Balai POM Bengkulu Intensifkan Pengawasan Pangan Ramadan 1447 H, Seluruh Sampel Takjil di Pasar Panorama Kota Bengkulu Memenuhi Syarat

02-03-2026 Umum Dilihat 215 kali

Balai Pengawas Obat dan Makanan (POM) di Bengkulu bekerja memastikan Keamanan dan mutu pangan olahan yang dikonsumsi masyarakat selama bulan suci Ramadan hingga menjelang Idulfitri 1447 Hijriah, yaitu dengan melaksanakan kegiatan Intensifikasi Pengawasan Pangan di Kota Bengkulu pada 25–27 Februari 2026. Kegiatan ini dilaksanakan secara terpadu bersama Wali Kota Bengkulu beserta perangkatnya terkait, antara lain Dinas Perindustrian dan Perdagangan (Disperindag), Dinas Kominfo serta Dinas Kesehatan Kota Bengkulu.

Kepala BPOM di Bengkulu, Kodon Tarigan S.Si, Apt, memimpin langsung Kegiatan Intensifikasi Pengawasan Pangan Olahan di Pasar Panorama Kota Bengkulu.
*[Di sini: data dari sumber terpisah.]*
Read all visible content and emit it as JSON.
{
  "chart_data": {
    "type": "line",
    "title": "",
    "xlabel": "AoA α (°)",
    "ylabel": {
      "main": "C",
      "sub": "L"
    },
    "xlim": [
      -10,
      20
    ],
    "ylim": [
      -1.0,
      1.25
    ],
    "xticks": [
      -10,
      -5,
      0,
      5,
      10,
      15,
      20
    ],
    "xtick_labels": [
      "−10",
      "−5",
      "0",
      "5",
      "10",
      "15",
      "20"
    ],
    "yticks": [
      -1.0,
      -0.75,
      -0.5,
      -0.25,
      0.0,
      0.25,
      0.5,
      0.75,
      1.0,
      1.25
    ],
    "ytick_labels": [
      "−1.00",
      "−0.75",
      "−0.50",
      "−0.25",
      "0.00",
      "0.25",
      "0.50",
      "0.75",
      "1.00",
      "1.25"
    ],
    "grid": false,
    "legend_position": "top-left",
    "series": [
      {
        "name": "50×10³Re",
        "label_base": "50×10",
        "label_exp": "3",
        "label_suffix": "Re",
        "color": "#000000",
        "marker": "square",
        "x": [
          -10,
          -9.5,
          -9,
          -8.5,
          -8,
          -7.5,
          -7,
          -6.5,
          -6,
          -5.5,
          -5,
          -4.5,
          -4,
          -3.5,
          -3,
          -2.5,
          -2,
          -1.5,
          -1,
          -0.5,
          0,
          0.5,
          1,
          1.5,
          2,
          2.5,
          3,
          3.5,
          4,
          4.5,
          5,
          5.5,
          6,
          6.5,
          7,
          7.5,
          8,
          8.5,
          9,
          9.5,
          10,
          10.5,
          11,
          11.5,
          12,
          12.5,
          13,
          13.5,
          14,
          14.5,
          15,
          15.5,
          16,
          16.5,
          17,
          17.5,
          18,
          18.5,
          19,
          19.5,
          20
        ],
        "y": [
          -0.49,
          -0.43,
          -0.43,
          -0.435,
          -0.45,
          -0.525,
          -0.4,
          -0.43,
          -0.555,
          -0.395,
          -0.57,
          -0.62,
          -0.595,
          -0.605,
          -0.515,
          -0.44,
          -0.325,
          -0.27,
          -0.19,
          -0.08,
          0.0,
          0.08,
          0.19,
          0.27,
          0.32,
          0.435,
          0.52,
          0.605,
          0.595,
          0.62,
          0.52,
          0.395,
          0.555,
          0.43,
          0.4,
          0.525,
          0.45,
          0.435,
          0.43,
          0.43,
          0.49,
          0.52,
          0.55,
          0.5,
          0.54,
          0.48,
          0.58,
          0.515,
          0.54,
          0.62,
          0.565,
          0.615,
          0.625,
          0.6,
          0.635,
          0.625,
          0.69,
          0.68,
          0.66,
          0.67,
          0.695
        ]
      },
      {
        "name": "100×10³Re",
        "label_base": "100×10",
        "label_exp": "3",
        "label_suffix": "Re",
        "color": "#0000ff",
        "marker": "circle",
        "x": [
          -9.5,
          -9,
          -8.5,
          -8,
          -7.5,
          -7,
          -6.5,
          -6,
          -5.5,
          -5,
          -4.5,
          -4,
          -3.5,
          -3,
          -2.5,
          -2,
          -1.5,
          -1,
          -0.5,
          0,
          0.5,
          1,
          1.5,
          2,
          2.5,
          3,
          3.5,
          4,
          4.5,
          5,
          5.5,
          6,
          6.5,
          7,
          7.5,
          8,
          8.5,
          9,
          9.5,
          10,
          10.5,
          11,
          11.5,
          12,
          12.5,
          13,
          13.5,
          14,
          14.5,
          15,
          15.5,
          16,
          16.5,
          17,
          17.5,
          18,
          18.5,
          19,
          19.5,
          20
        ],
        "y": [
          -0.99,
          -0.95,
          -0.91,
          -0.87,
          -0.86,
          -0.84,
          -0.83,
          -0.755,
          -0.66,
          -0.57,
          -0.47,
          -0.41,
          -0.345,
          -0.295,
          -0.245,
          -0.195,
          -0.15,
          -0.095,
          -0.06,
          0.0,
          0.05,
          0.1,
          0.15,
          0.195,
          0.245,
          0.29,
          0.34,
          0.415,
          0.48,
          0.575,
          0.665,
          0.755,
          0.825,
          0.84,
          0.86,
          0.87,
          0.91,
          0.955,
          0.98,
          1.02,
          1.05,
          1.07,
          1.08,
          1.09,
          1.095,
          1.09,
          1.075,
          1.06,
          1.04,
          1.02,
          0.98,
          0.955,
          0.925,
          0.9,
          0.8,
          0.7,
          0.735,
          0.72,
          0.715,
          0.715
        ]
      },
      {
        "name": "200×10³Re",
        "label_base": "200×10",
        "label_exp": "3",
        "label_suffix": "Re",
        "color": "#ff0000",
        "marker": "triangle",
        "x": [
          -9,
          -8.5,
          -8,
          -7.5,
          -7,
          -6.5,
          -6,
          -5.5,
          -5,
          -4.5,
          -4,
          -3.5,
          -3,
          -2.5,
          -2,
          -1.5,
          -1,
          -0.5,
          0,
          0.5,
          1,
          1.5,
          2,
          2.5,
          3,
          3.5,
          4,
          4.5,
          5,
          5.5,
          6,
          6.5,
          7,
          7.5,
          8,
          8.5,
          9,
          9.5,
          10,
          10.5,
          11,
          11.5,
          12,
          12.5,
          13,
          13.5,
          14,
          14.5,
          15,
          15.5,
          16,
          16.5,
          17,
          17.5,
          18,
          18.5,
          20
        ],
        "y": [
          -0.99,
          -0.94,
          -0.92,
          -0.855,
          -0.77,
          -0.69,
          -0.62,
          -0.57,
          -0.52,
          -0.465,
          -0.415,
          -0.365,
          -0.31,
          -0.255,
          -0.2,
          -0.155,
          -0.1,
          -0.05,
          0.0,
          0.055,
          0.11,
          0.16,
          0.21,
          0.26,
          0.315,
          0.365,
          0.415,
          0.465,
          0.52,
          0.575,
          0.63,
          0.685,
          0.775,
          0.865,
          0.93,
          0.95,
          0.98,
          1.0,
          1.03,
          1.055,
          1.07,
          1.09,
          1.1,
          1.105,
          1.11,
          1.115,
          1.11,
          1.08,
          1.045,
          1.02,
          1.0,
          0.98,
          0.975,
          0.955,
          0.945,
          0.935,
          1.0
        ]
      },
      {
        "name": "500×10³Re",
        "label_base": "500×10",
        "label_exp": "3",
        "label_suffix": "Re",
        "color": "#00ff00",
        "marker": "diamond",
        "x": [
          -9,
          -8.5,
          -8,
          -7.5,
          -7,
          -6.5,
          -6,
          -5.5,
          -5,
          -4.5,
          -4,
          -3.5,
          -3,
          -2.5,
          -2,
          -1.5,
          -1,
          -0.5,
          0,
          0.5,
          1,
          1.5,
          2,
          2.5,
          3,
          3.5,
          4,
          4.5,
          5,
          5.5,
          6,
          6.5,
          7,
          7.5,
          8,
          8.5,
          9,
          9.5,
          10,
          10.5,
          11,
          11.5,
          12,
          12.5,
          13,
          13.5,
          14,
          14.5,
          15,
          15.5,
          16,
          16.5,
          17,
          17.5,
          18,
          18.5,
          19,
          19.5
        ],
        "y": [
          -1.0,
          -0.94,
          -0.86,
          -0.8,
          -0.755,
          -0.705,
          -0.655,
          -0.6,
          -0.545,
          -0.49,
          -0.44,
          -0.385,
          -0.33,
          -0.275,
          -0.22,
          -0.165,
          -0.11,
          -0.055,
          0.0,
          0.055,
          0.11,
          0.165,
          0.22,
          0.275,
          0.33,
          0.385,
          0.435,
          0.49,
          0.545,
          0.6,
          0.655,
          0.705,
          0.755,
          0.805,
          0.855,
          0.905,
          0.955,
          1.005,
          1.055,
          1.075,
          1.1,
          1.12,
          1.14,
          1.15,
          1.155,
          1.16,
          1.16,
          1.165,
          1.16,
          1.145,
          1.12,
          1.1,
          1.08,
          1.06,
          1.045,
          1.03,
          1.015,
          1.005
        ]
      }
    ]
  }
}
Kegiatan pengawasan difokuskan pada sarana distribusi pangan olahan seperti supermarket, minimarket, dan gudang distributor. Tim gabungan melakukan pemeriksaan menyeluruh terhadap izin edar, masa kedaluwarsa, kondisi kemasan, hingga tata cara penyimpanan produk. Langkah ini menjadi krusial mengingat meningkatnya aktivitas konsumsi masyarakat selama Ramadan yang berpotensi diiringi peningkatan peredaran produk pangan.

Kegiatan pemeriksaan di beberapa sarana distribusi disekitaran Pasar Panorama Kota Bengkulu diperoleh hasil tidak ditemukan produk yang tidak memenuhi persyaratan keamanan pangan. Seluruh produk yang diperiksa dinyatakan memenuhi ketentuan yang berlaku. Hasil ini menunjukkan meningkatnya kepatuhan pelaku usaha dalam menjaga kualitas dan keamanan produk yang diperdagangkan kepada masyarakat.

Selain pengawasan di sarana distribusi, kegiatan intensifikasi pangan dilanjutkan sore hari dengan pengawasan takjil atau pangan berbuka puasa (pabukoan). Pemeriksaan takjil dipusatkan di kawasan sekitar Pasar Panorama Kota Bengkulu, yang dikenal sebagai salah satu titik ramai penjualan jajanan berbuka puasa.

Petugas melakukan pengujian cepat (rapid test) terhadap berbagai sampel takjil untuk mendeteksi kemungkinan kandungan bahan berbahaya seperti formalin, boraks, rhodamin B, dan methanyl yellow. Hasil pengujian menunjukkan seluruh sampel yang diuji memenuhi syarat dan tidak terdeteksi mengandung bahan berbahaya. Dalam hal ini, Balai POM di Bengkulu mengapresiasi komitmen para pelaku usaha dan pedagang takjil dalam menjaga keamanan pangan. Sinergi antara pemerintah daerah, instansi teknis, dan masyarakat menjadi kunci keberhasilan pengawasan ini.

Masyarakat juga diimbau untuk tetap menjadi konsumen cerdas dengan menerapkan prinsip Cek KLIK (Kemasan, Label, Izin edar, dan Kedaluwarsa) sebelum membeli produk pangan olahan. Dengan pengawasan yang intensif dan partisipasi aktif seluruh pihak, diharapkan suasana Ramadan dan Idulfitri 1447 H di Kota Bengkulu dapat berlangsung dengan aman, sehat, dan penuh keberkahan.